Client interface for all things Cleanlab Studio

These details have been verified by PyPI

Maintainers

anishathalye cgnorthcutt jonasm ryansingman

These details have not been verified by PyPI

Project links

GitHub Statistics

View statistics for this project via Libraries.io, or by using our public dataset on Google BigQuery

Project description

cleanlab-studio

Command line interface for all things Cleanlab Studio. Upload datasets and download cleansets (cleaned datasets) from Cleanlab Studio in a single line of code!

Installation
Quickstart
Reference

Installation

You can install the Cleanlab Studio CLI from PyPI with:

pip install cleanlab-studio

If you already have the CLI installed and wish to upgrade to the latest version, run:

pip install --upgrade cleanlab-studio

Quickstart

If this is your first time using the Cleanlab CLI, authenticate with cleanlab login. You can find your API key at https://app.cleanlab.ai/upload, by clicking on "Upload via Command Line".
Upload your dataset (image, text, or tabular) using cleanlab dataset upload.
Create a project in Cleanlab Studio.
Improve your dataset in Cleanlab Studio (e.g., correct some labels).
Download your cleanset with cleanlab cleanset download.

Upload a dataset

Upload an image dataset

Simple upload

If your dataset is organized in a particular way, you can upload it using the simple upload flow. In the simple organization, a dataset consists of folders for each class, with images in the corresponding folder. For example:

- animals
  - dog
    - scruffy.png
    - spot.jpg
  - cat
    - whiskers.png
    - yoda.jpg
  - snake
    - basalisk.png
    - medusa.jpg

A dataset formatted in this way can be uploaded with:

cleanlab dataset upload -f [dataset directory]

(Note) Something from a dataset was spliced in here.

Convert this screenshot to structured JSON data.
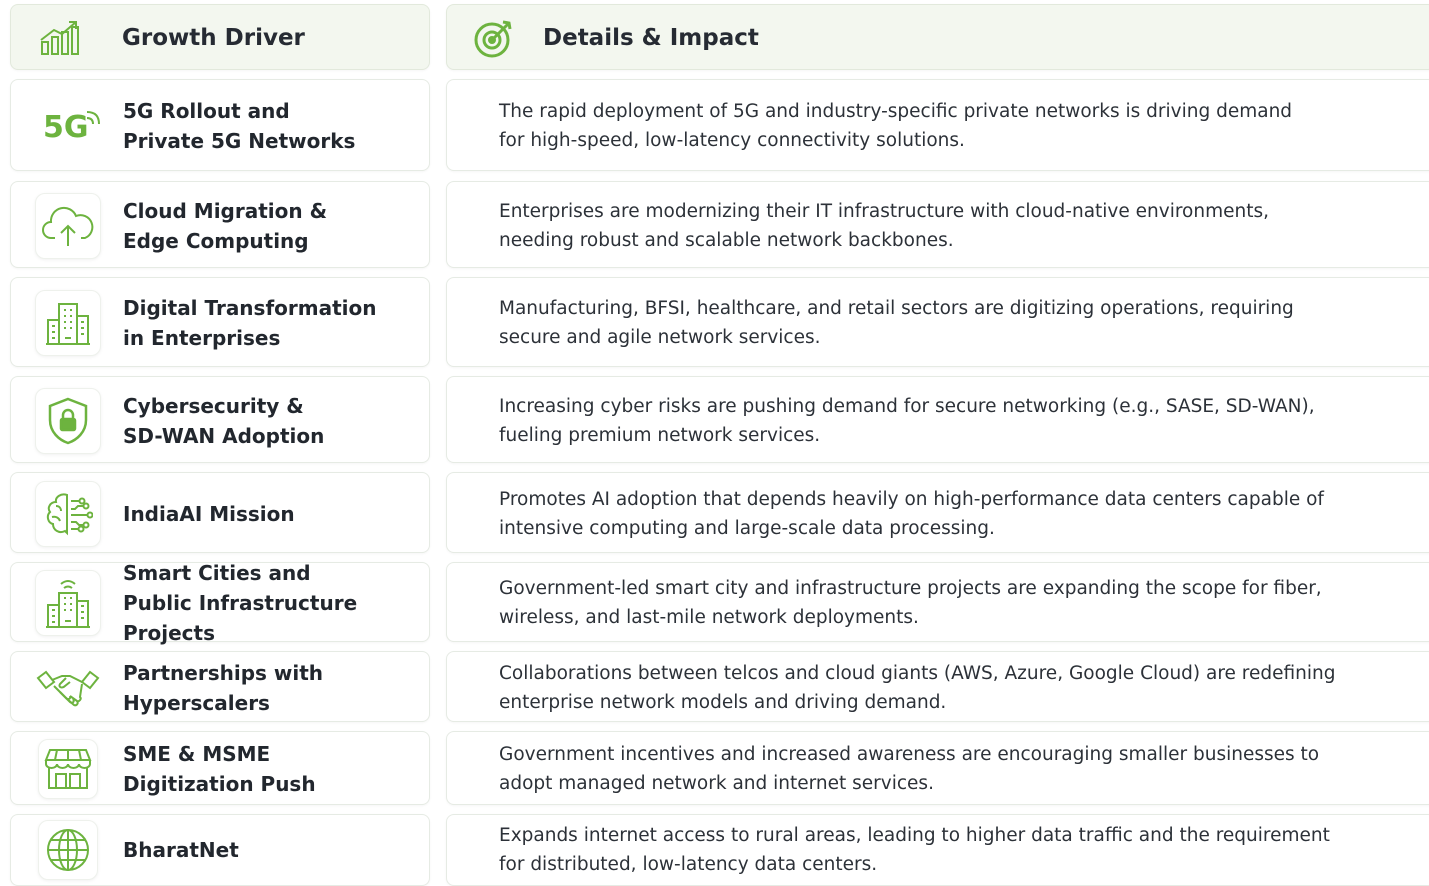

With any organization, with metadata

More generally, an image dataset consists of a collection of image files (organized in any way, in any folder hierarchy and with any file names), along with a metadata file specifying paths and labels (and optionally, other metadata). An image dataset might be organized like this:

- dogs
  - scruffy.png
  - spot.jpg
- cats
  - whiskers.png
- fred.png
- labels.csv

An example labels.csv looks like this:

id,path,label
1,dogs/scruffy.png,dog
2,dogs/spot.jpg,dog
3,cats/whiskers.png,cat
4,fred.png,human

The metadata file, labels.csv, must contain at least three columns:

an ID column (with unique identifiers for each datapoint)
a path column (with relative paths to image files)
a label column (with categorical labels)

The metadata file is also allowed to have extra columns with various types of metadata.

Image datasets can be uploaded with:

cleanlab dataset upload --modality image -f [metadata file]

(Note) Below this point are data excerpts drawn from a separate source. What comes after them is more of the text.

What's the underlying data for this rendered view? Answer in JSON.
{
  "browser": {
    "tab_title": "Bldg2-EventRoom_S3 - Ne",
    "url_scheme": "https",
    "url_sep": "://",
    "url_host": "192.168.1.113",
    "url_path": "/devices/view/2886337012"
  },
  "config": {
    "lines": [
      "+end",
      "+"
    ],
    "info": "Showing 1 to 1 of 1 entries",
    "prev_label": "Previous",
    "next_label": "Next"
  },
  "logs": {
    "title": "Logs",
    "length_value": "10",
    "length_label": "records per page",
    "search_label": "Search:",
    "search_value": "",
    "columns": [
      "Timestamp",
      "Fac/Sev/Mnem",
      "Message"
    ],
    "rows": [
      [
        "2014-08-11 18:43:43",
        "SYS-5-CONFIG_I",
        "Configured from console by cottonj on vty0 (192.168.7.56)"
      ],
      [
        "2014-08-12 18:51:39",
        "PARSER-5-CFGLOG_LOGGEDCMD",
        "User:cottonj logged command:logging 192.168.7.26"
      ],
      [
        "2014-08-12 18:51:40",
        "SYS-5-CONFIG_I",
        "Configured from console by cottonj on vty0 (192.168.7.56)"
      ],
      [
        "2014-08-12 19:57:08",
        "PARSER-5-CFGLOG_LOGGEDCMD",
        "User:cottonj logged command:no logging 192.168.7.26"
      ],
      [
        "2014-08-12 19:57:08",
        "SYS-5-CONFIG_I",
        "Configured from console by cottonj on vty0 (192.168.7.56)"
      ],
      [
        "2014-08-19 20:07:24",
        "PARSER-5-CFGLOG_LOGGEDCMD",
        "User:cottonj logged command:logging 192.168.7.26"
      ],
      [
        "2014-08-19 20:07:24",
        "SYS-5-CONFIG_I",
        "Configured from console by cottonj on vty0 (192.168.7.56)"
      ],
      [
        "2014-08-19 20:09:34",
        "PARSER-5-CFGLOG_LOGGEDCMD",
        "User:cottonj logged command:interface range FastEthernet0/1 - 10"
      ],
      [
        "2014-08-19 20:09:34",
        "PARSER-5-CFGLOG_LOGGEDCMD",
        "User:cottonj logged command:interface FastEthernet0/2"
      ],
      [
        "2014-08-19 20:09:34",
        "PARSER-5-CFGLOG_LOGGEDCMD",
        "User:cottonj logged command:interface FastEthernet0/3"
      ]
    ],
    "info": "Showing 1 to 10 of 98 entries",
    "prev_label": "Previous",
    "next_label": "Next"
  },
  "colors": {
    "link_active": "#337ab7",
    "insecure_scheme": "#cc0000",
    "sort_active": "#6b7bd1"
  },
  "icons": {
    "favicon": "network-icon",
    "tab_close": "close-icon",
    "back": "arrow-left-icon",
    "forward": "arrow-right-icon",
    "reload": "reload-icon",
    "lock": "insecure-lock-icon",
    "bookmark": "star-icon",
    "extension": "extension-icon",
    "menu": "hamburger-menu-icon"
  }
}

Follow the prompts to specify the ID column and path column.

If you have a dataset with metadata columns where this package isn't able to correctly infer the data/feature types, see the reference on dataset schemas.

Upload a text dataset

A text dataset contains a single predictve feature (text), along with labels. A text dataset should have a minimum of three columns:

an ID column (with unique identifiers for each datapoint)
a text column (containing text)
a label column (with categorical labels)

The dataset is allowed to have extra columns. This package supports .csv, .json, and .xls/.xlsx datasets.

Text datasets can be uploaded with:

cleanlab dataset upload --modality text -f [dataset]

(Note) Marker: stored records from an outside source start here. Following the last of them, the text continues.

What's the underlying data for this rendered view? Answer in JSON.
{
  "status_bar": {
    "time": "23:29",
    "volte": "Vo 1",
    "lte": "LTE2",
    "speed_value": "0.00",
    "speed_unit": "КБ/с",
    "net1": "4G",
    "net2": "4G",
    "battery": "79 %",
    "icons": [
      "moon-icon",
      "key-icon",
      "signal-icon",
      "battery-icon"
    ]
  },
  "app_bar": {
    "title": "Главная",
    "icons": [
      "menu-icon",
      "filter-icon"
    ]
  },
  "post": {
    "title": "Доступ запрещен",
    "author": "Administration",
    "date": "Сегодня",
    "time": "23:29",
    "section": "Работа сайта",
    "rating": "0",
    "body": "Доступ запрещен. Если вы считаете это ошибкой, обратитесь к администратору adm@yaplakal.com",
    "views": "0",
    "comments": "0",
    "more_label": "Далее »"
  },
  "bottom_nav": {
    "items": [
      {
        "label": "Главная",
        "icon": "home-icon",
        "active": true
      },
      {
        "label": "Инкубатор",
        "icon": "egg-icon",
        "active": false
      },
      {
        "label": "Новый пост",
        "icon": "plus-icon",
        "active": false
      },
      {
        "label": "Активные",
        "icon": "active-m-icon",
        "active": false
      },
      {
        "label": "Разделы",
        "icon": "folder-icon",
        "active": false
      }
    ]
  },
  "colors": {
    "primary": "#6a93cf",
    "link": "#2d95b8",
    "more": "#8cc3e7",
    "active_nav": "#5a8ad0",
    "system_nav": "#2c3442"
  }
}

If you have a dataset with columns where this package isn't able to correctly infer the data/feature types, see the reference on dataset schemas.

Upload a tabular dataset

A tabular dataset has a number of predictive features, along with labels. A tabular dataset should have at least:

an ID column (with unique identifiers for each datapoint)
a label column (with categorical labels)

The dataset can have as many feature columns as you would like. This package supports .csv, .json, and .xls/.xlsx datasets.

Tabular datasets can be uploaded with:

cleanlab dataset upload --modality tabular -f [dataset]

If you have a dataset with columns where this package isn't able to correctly infer the data/feature types, see the reference on dataset schemas.

Download Cleanset

To download clean labels (i.e., labels that have been fixed through the Cleanlab Studio interface), first find the ID of the cleanset. You can find this by clicking the "Export Cleanset" button in the top right of a project page.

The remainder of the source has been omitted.